Project description:INTRODUCTION:Acute exacerbation of chronic obstructive pulmonary disease (AECOPD) is a common reason for presentation to emergency departments (ED), but the management of these episodes is often heterogeneous regardless of their potential impact on short-term adverse outcomes. METHODS:This was a longitudinal, retrospective study of all patients >40 years old admitted to the ED of two Spanish teaching hospitals for an AECOPD between January 1st and May 31st, 2016. All data were collected from electronic medical records. The primary outcomes were patient treatment at discharge and 90-day mortality. Logistic regression was used to model the determinants of 90-day mortality. RESULTS:Of the 465 included patients, 56% were prescribed a 3-drug combination at hospital discharge, 22% a 2-drug combination, 19% a single drug, and 4% other or no treatment.
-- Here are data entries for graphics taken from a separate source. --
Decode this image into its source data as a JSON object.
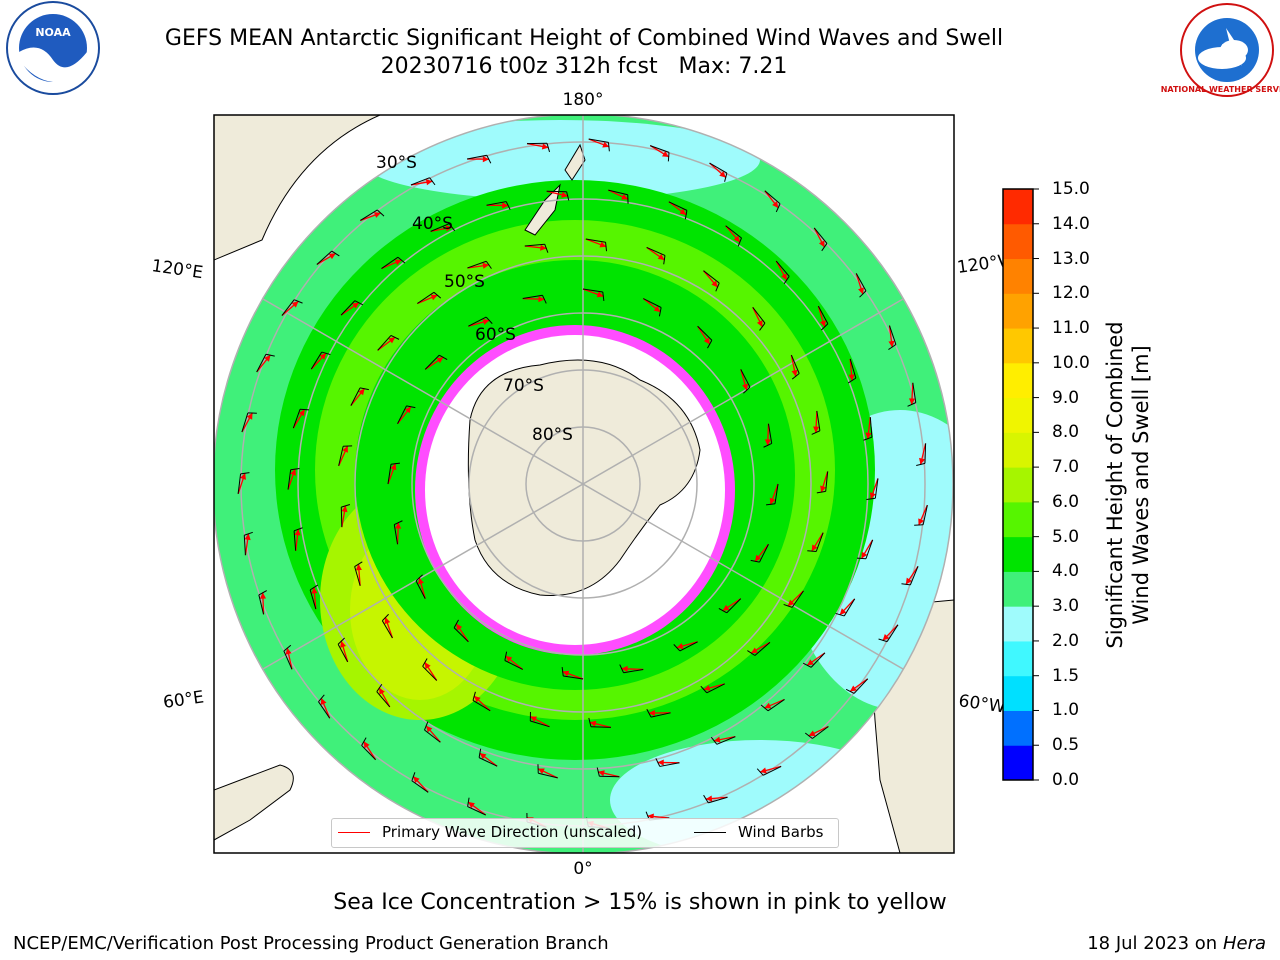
{
  "title": {
    "line1": "GEFS MEAN Antarctic Significant Height of Combined Wind Waves and Swell",
    "line2": "20230716 t00z 312h fcst   Max: 7.21"
  },
  "logos": {
    "left": "NOAA",
    "right": "NATIONAL WEATHER SERVICE"
  },
  "map": {
    "longitude_labels": {
      "top": "180°",
      "bottom": "0°",
      "upper_left": "120°E",
      "upper_right": "120°W",
      "lower_left": "60°E",
      "lower_right": "60°W"
    },
    "latitude_labels": [
      "30°S",
      "40°S",
      "50°S",
      "60°S",
      "70°S",
      "80°S"
    ],
    "colors": {
      "land": "#efebda",
      "ocean_low": "#9ffbfc",
      "ocean_mid": "#40f07a",
      "ocean_high": "#00e400",
      "ocean_peak": "#c6f500",
      "ice": "#ff4dff",
      "arrow": "#ff0000",
      "barb": "#000000",
      "grid": "#b0b0b0"
    }
  },
  "legend": {
    "items": [
      {
        "label": "Primary Wave Direction (unscaled)",
        "color": "#ff0000"
      },
      {
        "label": "Wind Barbs",
        "color": "#000000"
      }
    ]
  },
  "colorbar": {
    "label_line1": "Significant Height of Combined",
    "label_line2": "Wind Waves and Swell [m]",
    "ticks": [
      "0.0",
      "0.5",
      "1.0",
      "1.5",
      "2.0",
      "3.0",
      "4.0",
      "5.0",
      "6.0",
      "7.0",
      "8.0",
      "9.0",
      "10.0",
      "11.0",
      "12.0",
      "13.0",
      "14.0",
      "15.0"
    ],
    "colors": [
      "#0000ff",
      "#0070ff",
      "#00e0ff",
      "#40f8ff",
      "#9ffbfc",
      "#40f07a",
      "#00e400",
      "#56f500",
      "#a6f500",
      "#d8f500",
      "#f0f500",
      "#ffee00",
      "#ffc800",
      "#ffa200",
      "#ff8200",
      "#ff5a00",
      "#ff2a00"
    ]
  },
  "footer": {
    "ice_note": "Sea Ice Concentration > 15% is shown in pink to yellow",
    "credit_left": "NCEP/EMC/Verification Post Processing Product Generation Branch",
    "credit_date": "18 Jul 2023 on ",
    "credit_machine": "Hera"
  }
}
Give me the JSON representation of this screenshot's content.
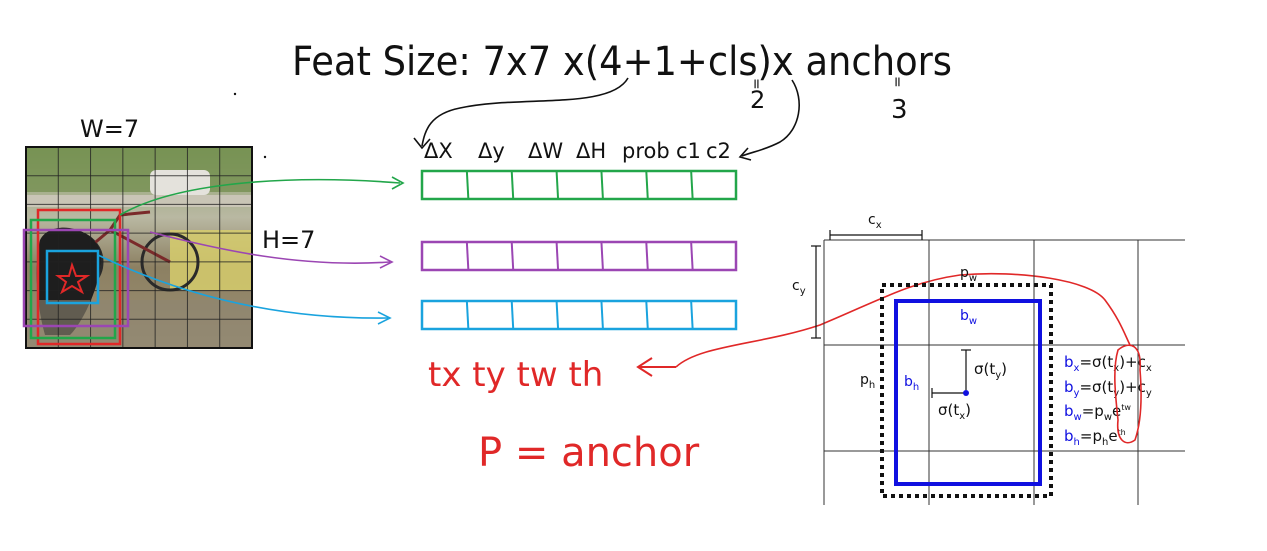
{
  "header": {
    "formula_prefix": "Feat Size: 7x7 x(4+1+cls)x anchors",
    "cls_value": "2",
    "anchors_value": "3",
    "eq_sign": "=",
    "eq_sign_2": "="
  },
  "image_labels": {
    "width_label": "W=7",
    "height_label": "H=7"
  },
  "vector_header": {
    "labels": [
      "ΔX",
      "Δy",
      "ΔW",
      "ΔH",
      "prob",
      "c1",
      "c2"
    ]
  },
  "vectors": [
    {
      "color": "#22a64a",
      "cells": 7
    },
    {
      "color": "#9b46b3",
      "cells": 7
    },
    {
      "color": "#1aa3de",
      "cells": 7
    }
  ],
  "t_params": "tx ty tw th",
  "anchor_note": "P = anchor",
  "yolo_figure": {
    "cx": "c",
    "cx_sub": "x",
    "cy": "c",
    "cy_sub": "y",
    "pw": "p",
    "pw_sub": "w",
    "ph": "p",
    "ph_sub": "h",
    "bw": "b",
    "bw_sub": "w",
    "bh": "b",
    "bh_sub": "h",
    "sigma_ty": "σ(t",
    "sigma_ty_sub": "y",
    "sigma_tx": "σ(t",
    "sigma_tx_sub": "x",
    "close_paren": ")",
    "equations": [
      {
        "lhs": "b",
        "lhs_sub": "x",
        "rhs": "=σ(t",
        "rhs_sub": "x",
        "tail": ")+c",
        "tail_sub": "x"
      },
      {
        "lhs": "b",
        "lhs_sub": "y",
        "rhs": "=σ(t",
        "rhs_sub": "y",
        "tail": ")+c",
        "tail_sub": "y"
      },
      {
        "lhs": "b",
        "lhs_sub": "w",
        "rhs": "=p",
        "rhs_sub": "w",
        "tail": "e",
        "tail_sup": "tw"
      },
      {
        "lhs": "b",
        "lhs_sub": "h",
        "rhs": "=p",
        "rhs_sub": "h",
        "tail": "e",
        "tail_sup": "th"
      }
    ]
  },
  "colors": {
    "red": "#e02828",
    "green": "#22a64a",
    "purple": "#9b46b3",
    "cyan": "#1aa3de",
    "blue": "#1010e0",
    "ink": "#111111"
  }
}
Approximately 8% of patients died within 90 days after an AECOPD. Multivariate logistic models revealed that having more than 2 severe exacerbations within the last 12 months (OR (95% CI): 15.12 (4.22-54.22)) and being prescribed a single drug at discharge (OR (95% CI): 7.23 (2.44-21.38)) were the main determinants of 90-day mortality after an AECOPD. CONCLUSIONS:This study reflects the real-life heterogeneity in the pharmacological treatments prescribed after an ED admission for an AECOPD and suggests the potential impact of suboptimal inhaled treatment strategies on 90-day mortality rates.